Two break-even thresholds matter to lenders. The cash break-even, the avocado price at which operating cash covers cash costs and debt service, sits well below US$1.20/kg once the orchards are bearing and the diversified processing, nursery and trading streams are contributing, reflecting the low unit cost of production from owned, mature orchards. The full break-even for equity returns, the price at which the equity IRR meets the 18% cost of equity, is approximately US$1.55–1.60/kg on the modelled structure. Below that band the project still services its debt but delivers sub-hurdle equity returns; above it, returns build quickly. The margin between the cash break-even and the hurdle price is the quantitative expression of the group’s resilience, though it is narrower than a mining project’s, reflecting the tighter margins of fresh produce.

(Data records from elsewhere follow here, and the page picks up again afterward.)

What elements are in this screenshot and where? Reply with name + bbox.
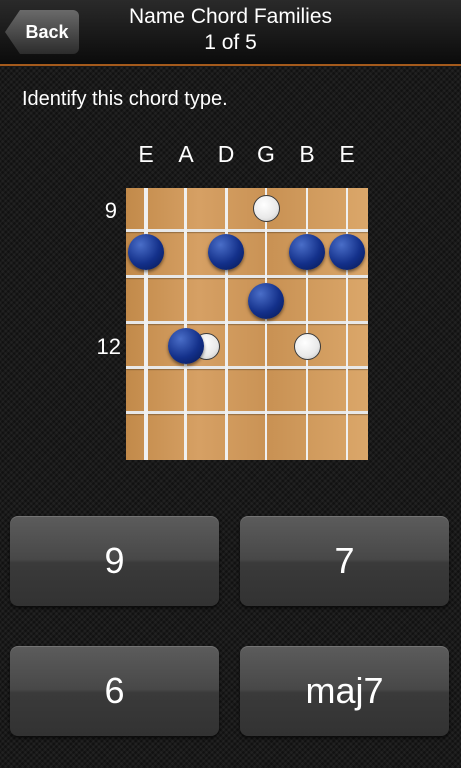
note-marker-filled [128, 234, 164, 270]
page-title: Name Chord Families 1 of 5 [95, 4, 366, 56]
fret-line [126, 321, 368, 324]
note-marker-filled [329, 234, 365, 270]
fret-line [126, 411, 368, 414]
string-name: B [299, 141, 315, 167]
note-marker-filled [289, 234, 325, 270]
string-name: E [339, 141, 355, 167]
guitar-string [225, 188, 228, 460]
progress-text: 1 of 5 [204, 31, 257, 54]
guitar-string [306, 188, 308, 460]
fretboard-diagram [126, 188, 368, 460]
fret-label-12: 12 [96, 334, 121, 359]
answer-button-7[interactable]: 7 [240, 516, 449, 606]
nav-bar: Back Name Chord Families 1 of 5 [0, 0, 461, 66]
back-button-label: Back [25, 21, 69, 42]
guitar-string [265, 188, 267, 460]
answer-label: 6 [104, 670, 125, 711]
guitar-string [144, 188, 148, 460]
guitar-string [346, 188, 348, 460]
title-text: Name Chord Families [128, 5, 333, 28]
string-names: E A D G B E [126, 141, 368, 169]
guitar-string [184, 188, 187, 460]
answer-button-maj7[interactable]: maj7 [240, 646, 449, 736]
answer-label: 7 [334, 540, 355, 581]
note-marker-open [293, 332, 321, 360]
answer-label: maj7 [305, 670, 384, 711]
answer-label: 9 [104, 540, 125, 581]
fret-line [126, 229, 368, 232]
fret-line [126, 275, 368, 278]
note-marker-filled [168, 328, 204, 364]
string-name: G [257, 141, 275, 167]
answer-button-6[interactable]: 6 [10, 646, 219, 736]
note-marker-filled [208, 234, 244, 270]
answer-button-9[interactable]: 9 [10, 516, 219, 606]
string-name: E [138, 141, 154, 167]
string-name: D [217, 141, 235, 167]
note-marker-filled [248, 283, 284, 319]
fret-line [126, 366, 368, 369]
string-name: A [178, 141, 194, 167]
note-marker-open [252, 194, 280, 222]
fret-label-9: 9 [104, 198, 117, 223]
back-button[interactable]: Back [5, 10, 79, 54]
question-prompt: Identify this chord type. [22, 88, 228, 110]
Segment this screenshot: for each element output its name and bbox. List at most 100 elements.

Indicative covenant package

The plan is structured to sit comfortably within a conventional agribusiness project-finance covenant package, with the establishment-phase profile managed through reserves and a principal grace period.

Covenant

Indicative level

Modelled outcome

Minimum DSCR

≥ 1.30x

1.66x minimum, rising to 2.5x

Net debt / EBITDA

≤ 3.0x, stepping down

Peaks 1.9x, falls below 0.5x

Debt-service reserve

6 months’ debt service

Funded at close

Cash sweep

Excess cash above buffer

Applied to deleverage

Dividend lock-up

Until DSCR & leverage tests met

Dividends deferred to Year 3

Valuation and exit

The base case applies a 7.5x EV/EBITDA exit multiple to Year-5 EBITDA of R1.19 billion, implying an enterprise value of approximately R8.9 billion and equity value of roughly R8.4 billion after net debt. A 7.5x multiple reflects the premium that integrated, vertically-controlled, certified global-produce platforms command, the most directly comparable transaction being the international expansion of Westfalia, the South African-born global avocado leader, but it is an assumption the plan is candid about, and the sensitivity section shows how returns move at lower multiples. Four credible exit routes support liquidity: a JSE listing (for which the governance framework is built), a strategic acquisition by a global fresh-produce or food group seeking integrated avocado supply, a private-equity secondary, or an infrastructure/agri-fund partnership. The certifications (GlobalG.A.P., BRCGS, HACCP, Sedex, LEAF) and the counter-seasonal European and Asian market access add strategic value increasingly sought by acquirers.

Exit metric

Value

Year-5 EBITDA

R1,190m

Exit multiple (EV/EBITDA)

7.5x

Implied enterprise value

~R8,925m

Less: net debt

~R(553)m

Implied equity value

~R8,372m

Base-case equity IRR / MOIC

~52% / ~8.1x

Financing process and next steps

  • Mandate & structuring of the R1.32bn senior facility with a DFI lead arranger (IDC / Land Bank) and an independent agronomist.
  • Agronomic due diligence and a bankable orchard-development plan to validate the planting schedule, cultivar mix and yield curve.
  • Offtake & certification term sheets with European and Asian importers and confirmation of GlobalG.A.P./BRCGS status as conditions precedent.
  • Equity close of R1.08bn ahead of first drawdown, with staged, milestone-linked debt disbursement tied to planting and construction.